The testing process is to make sure the updates don't introduce any compatibility problems, he said.
In addition to patching the IDN bug, the new releases include one functionality fix and a handful of fixes for yet undisclosed security problems, Schroepfer said.
The Mozilla Foundation, which distributes and coordinates the development of Firefox and Mozilla, responded swiftly to the IDN bug disclosure last week and within 24 hours provided a temporary fix. Though the fix disables support for IDNs, the new updates that are now being tested will actually fix the vulnerability and re-enable IDNs, Schroepfer said.
IDNs have caused trouble for Mozilla in the past. A Firefox security update in February fixed a flaw that would allow domain spoofing using the special domain names.
As the Mozilla Foundation and the open-source community were working on fixing the IDN flaw, the discoverer of that bug reported yet another issue with Firefox. Security researcher Tom Ferris on Wednesday said that Firefox1.5 beta 1 is vulnerable to a problem similar to the IDN bug he disclosed last week.
Another Firefox flaw?
Even with the fix that disables IDN installed, a buffer overflow vulnerability exists in Firefox 1.5 beta 1, Ferris wrote on his Security Protocols Web site. The problem is a variant of the original IDN bug, he wrote.
Buffer overflows are a commonly exploited security problem. They occur when a program allows data to be written beyond the allocated end of a buffer in memory. A computer can be made to execute potentially malicious code by feeding in extra data that is designed to flood over the buffer.
Firefox 1.5 beta 1 was released last week and is a test version of a new Firefox browser due out by year's end.
The Mozilla Foundation is investigating Ferris' latest report, Schroepfer said. "At this time, we're not sure whether it is a vulnerability," he said.

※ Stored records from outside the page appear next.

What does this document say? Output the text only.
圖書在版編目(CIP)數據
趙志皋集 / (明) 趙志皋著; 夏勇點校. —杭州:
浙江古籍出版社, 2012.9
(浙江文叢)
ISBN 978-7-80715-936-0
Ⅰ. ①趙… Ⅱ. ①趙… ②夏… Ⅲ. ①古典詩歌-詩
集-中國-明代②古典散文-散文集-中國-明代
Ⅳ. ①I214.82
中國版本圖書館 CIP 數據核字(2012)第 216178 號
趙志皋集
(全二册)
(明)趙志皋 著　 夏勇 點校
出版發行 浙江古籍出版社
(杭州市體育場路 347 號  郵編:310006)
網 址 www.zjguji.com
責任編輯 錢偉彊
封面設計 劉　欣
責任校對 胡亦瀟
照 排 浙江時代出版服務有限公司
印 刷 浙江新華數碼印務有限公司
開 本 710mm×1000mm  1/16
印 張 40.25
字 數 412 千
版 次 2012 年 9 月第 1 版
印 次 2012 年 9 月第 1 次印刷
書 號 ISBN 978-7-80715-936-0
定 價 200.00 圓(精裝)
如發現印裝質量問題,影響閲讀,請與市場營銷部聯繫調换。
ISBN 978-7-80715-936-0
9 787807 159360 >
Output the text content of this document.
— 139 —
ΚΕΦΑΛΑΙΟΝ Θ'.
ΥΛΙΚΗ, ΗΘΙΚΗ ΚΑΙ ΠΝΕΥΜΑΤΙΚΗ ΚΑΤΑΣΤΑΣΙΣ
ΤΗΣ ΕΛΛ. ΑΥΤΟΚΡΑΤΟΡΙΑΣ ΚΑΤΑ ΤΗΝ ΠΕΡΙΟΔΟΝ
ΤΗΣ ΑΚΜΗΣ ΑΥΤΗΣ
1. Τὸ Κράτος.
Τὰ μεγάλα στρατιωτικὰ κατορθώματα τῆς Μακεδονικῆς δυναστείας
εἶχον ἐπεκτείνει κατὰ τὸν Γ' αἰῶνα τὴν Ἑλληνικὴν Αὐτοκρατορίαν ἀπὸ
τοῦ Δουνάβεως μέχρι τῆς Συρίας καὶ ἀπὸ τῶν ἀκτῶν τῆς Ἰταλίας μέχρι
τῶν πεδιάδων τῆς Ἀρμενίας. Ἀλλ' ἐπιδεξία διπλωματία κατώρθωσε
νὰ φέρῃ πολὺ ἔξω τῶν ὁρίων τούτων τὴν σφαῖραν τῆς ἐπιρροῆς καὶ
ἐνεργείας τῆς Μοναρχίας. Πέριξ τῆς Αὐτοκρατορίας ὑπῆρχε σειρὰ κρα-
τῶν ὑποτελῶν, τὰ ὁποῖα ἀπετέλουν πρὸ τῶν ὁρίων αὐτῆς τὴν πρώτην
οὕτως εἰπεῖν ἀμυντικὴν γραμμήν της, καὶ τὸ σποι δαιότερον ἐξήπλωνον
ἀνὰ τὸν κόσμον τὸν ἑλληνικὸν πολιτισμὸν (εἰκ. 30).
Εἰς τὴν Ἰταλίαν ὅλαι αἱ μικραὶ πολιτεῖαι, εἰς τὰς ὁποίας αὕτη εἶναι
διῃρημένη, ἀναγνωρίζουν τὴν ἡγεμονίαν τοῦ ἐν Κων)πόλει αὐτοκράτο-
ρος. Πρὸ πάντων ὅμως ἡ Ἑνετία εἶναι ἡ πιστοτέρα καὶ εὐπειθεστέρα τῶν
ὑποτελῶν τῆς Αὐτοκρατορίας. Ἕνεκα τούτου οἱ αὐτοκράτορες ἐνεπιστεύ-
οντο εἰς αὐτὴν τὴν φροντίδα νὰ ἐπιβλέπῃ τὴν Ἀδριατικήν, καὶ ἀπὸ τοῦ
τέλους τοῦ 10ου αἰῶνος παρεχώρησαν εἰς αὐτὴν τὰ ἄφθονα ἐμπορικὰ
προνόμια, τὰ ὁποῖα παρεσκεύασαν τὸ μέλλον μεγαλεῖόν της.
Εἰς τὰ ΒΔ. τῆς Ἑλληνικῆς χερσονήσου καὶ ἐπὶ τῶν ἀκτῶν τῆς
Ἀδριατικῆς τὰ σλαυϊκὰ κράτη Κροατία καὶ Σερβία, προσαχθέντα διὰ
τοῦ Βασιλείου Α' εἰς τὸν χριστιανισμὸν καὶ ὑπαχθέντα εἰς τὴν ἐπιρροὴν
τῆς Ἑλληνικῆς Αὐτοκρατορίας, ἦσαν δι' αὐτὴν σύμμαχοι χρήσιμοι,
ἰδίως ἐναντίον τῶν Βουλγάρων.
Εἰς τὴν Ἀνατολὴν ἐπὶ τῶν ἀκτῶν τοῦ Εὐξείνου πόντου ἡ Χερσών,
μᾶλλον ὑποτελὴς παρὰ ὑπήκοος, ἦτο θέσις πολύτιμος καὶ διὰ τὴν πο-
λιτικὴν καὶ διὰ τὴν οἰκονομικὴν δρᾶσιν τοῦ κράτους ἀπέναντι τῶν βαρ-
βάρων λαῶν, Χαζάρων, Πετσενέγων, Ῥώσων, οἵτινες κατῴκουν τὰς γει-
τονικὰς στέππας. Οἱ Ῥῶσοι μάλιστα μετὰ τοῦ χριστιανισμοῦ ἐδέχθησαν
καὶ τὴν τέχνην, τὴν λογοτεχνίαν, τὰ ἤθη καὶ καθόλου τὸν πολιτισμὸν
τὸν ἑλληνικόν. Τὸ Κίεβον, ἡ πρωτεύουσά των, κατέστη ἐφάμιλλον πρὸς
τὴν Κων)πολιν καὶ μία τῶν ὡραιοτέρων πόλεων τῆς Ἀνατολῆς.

The latest problem occurs only in the beta release, which is meant for testing only and typically has bugs. The beta has been downloaded about 500,000 times, according to Schroepfer.
Firefox has risen in popularity in recent years as a viable alternative to Microsoft's Internet Explorer. Though its market share slipped slightly recently, researchers estimate that between 8 percent and 9 percent of the Internet population uses the open-source browser.
Security has been a main selling point for Firefox over Internet Explorer. However, Firefox has had its own security woes. Numerous serious holes in the browser have been plugged since its official release, and experts have said that safe Web browsers don't exist.